PKI is a set of roles, policies, hardware, software and procedures needed to create, manage, distribute, use, store and revoke digital certificates and manage public-key encryption.
What is an X.509 certificate?
A standard defined by the International Telecommunication Union (ITU) for public key certifications. X.509 certificates are used in many Internet protocols including:
- SSL/TLS and HTTPS
- Signed and encrypted email
- Code Signing and Document Signing
A certificate contains
- An identity - hostname, organization or individual
- A public key - RSA, DSA, ECDA, etc.
What is a Certificate Authority (CA)?
An entity that issues digital certificates
A CA acts as a trusted third party-trusted both by the subject (owner) of the certificate and by the party relying upon the certificate
Intermediate Certificate Authority (ICA)
- Intermediate Certificates are signed by the root private key and act as entities that can issue certificates
- They protect the root certificate because the root certificate does not have to sign every issued certificate
End Entity Certificate
- A certificate issued by the ICA used by the end entity
- The entity in the case is an SSL certificate for a website
X.509 Certificates - Certificate Format
A certificate contains a metadata about:
- Version Number: The version of the X.509 standard.
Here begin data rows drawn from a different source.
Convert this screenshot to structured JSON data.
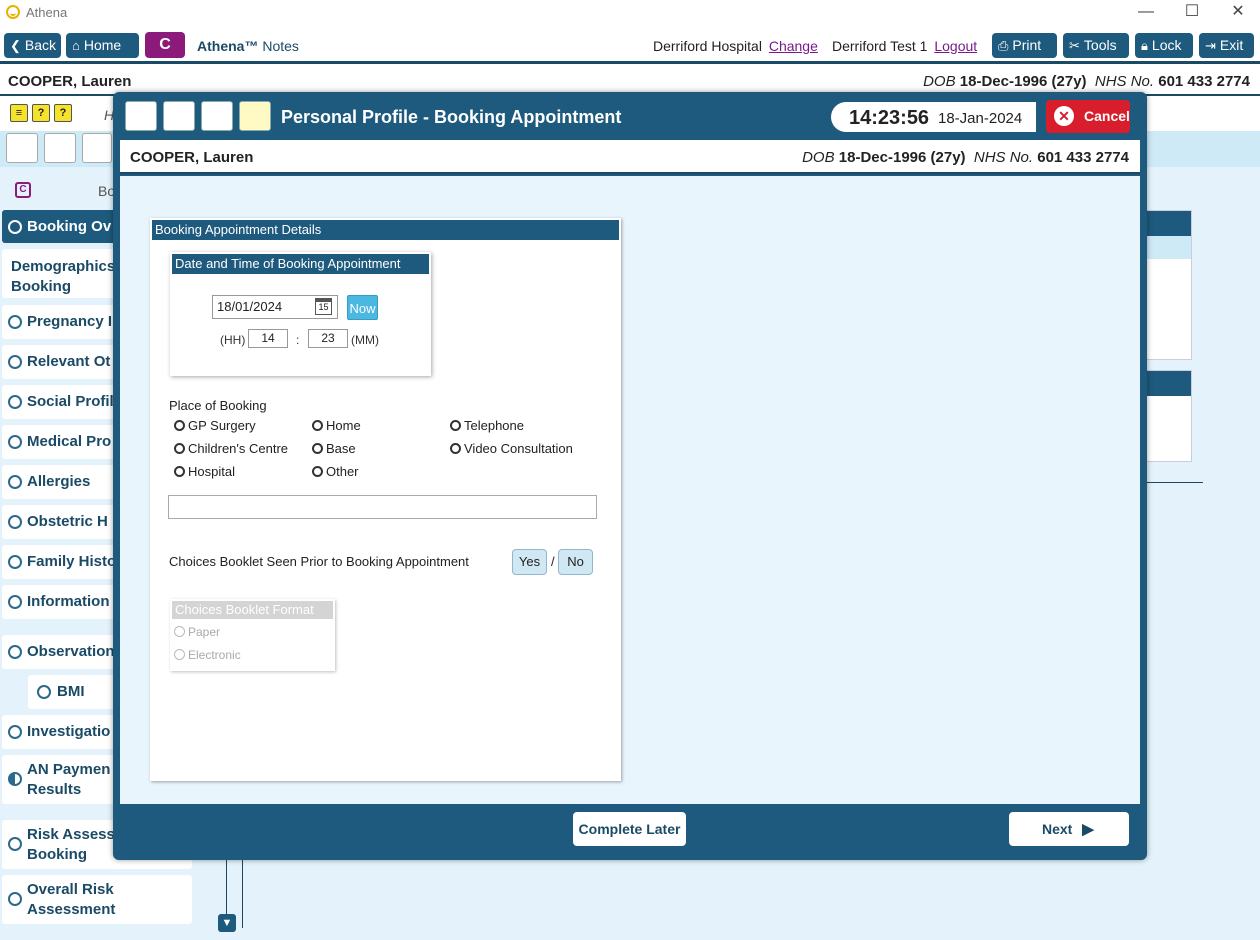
{
  "window": {
    "title": "Athena",
    "minimize": "—",
    "maximize": "☐",
    "close": "✕"
  },
  "toolbar": {
    "back": "Back",
    "home": "Home",
    "c_button": "C",
    "brand_name": "Athena™",
    "brand_suffix": "Notes",
    "hospital": "Derriford Hospital",
    "change": "Change",
    "user": "Derriford Test 1",
    "logout": "Logout",
    "print": "Print",
    "tools": "Tools",
    "lock": "Lock",
    "exit": "Exit"
  },
  "patient": {
    "name": "COOPER, Lauren",
    "dob_label": "DOB",
    "dob": "18-Dec-1996 (27y)",
    "nhs_label": "NHS No.",
    "nhs": "601 433 2774"
  },
  "background": {
    "header_h": "H",
    "section_initial": "Bo",
    "sidebar": [
      {
        "label": "Booking Ov"
      },
      {
        "label": "Demographics Booking"
      },
      {
        "label": "Pregnancy I"
      },
      {
        "label": "Relevant Ot"
      },
      {
        "label": "Social Profil"
      },
      {
        "label": "Medical Pro"
      },
      {
        "label": "Allergies"
      },
      {
        "label": "Obstetric H"
      },
      {
        "label": "Family Histo"
      },
      {
        "label": "Information"
      },
      {
        "label": "Observation"
      },
      {
        "label": "BMI"
      },
      {
        "label": "Investigatio"
      },
      {
        "label": "AN Paymen Results"
      },
      {
        "label": "Risk Assess Booking"
      },
      {
        "label": "Overall Risk Assessment"
      }
    ]
  },
  "modal": {
    "title": "Personal Profile - Booking Appointment",
    "time": "14:23:56",
    "date": "18-Jan-2024",
    "cancel": "Cancel",
    "panel_title": "Booking Appointment Details",
    "dt_title": "Date and Time of Booking Appointment",
    "date_value": "18/01/2024",
    "cal_day": "15",
    "now": "Now",
    "hh_label": "(HH)",
    "hh_value": "14",
    "colon": ":",
    "mm_value": "23",
    "mm_label": "(MM)",
    "place_label": "Place of Booking",
    "places": {
      "gp": "GP Surgery",
      "home": "Home",
      "telephone": "Telephone",
      "children": "Children's Centre",
      "base": "Base",
      "video": "Video Consultation",
      "hospital": "Hospital",
      "other": "Other"
    },
    "place_other_value": "",
    "choices_label": "Choices Booklet Seen Prior to Booking Appointment",
    "yes": "Yes",
    "slash": "/",
    "no": "No",
    "format_title": "Choices Booklet Format",
    "format_paper": "Paper",
    "format_electronic": "Electronic",
    "complete_later": "Complete Later",
    "next": "Next"
  },
  "colors": {
    "primary": "#1d5a7d",
    "brand": "#8b1a7a",
    "cancel": "#d81e2c",
    "now": "#4ab8e0"
  }
}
- Serial Number: A unique serial number assigned to the certificate by the Certificate Authority (CA).
- Signature Algorithm ID: The algorithm used to sign the certificate, e.g., RSA or DSA.
- Issuer: The name of the Certificate Authority that issued this certificate.
- Validity Period: The start and end dates during which the certificate is valid.
- Subject: The identifier for the individual or organization to whom the certificate was
- issued.
- Subject Public Key: The public key that is authenticated by this certificate.
- sThis field also names the algorithm used for public-key generation.
- Issuer Unique Identifier: Allows multiple CAs to operate as a single logical CA.
- Subject Unique Identifier: Allows multiple certificate holders to act as a single logical entity.
- Extensions: Allows a CA to associate additional private information with a certificate.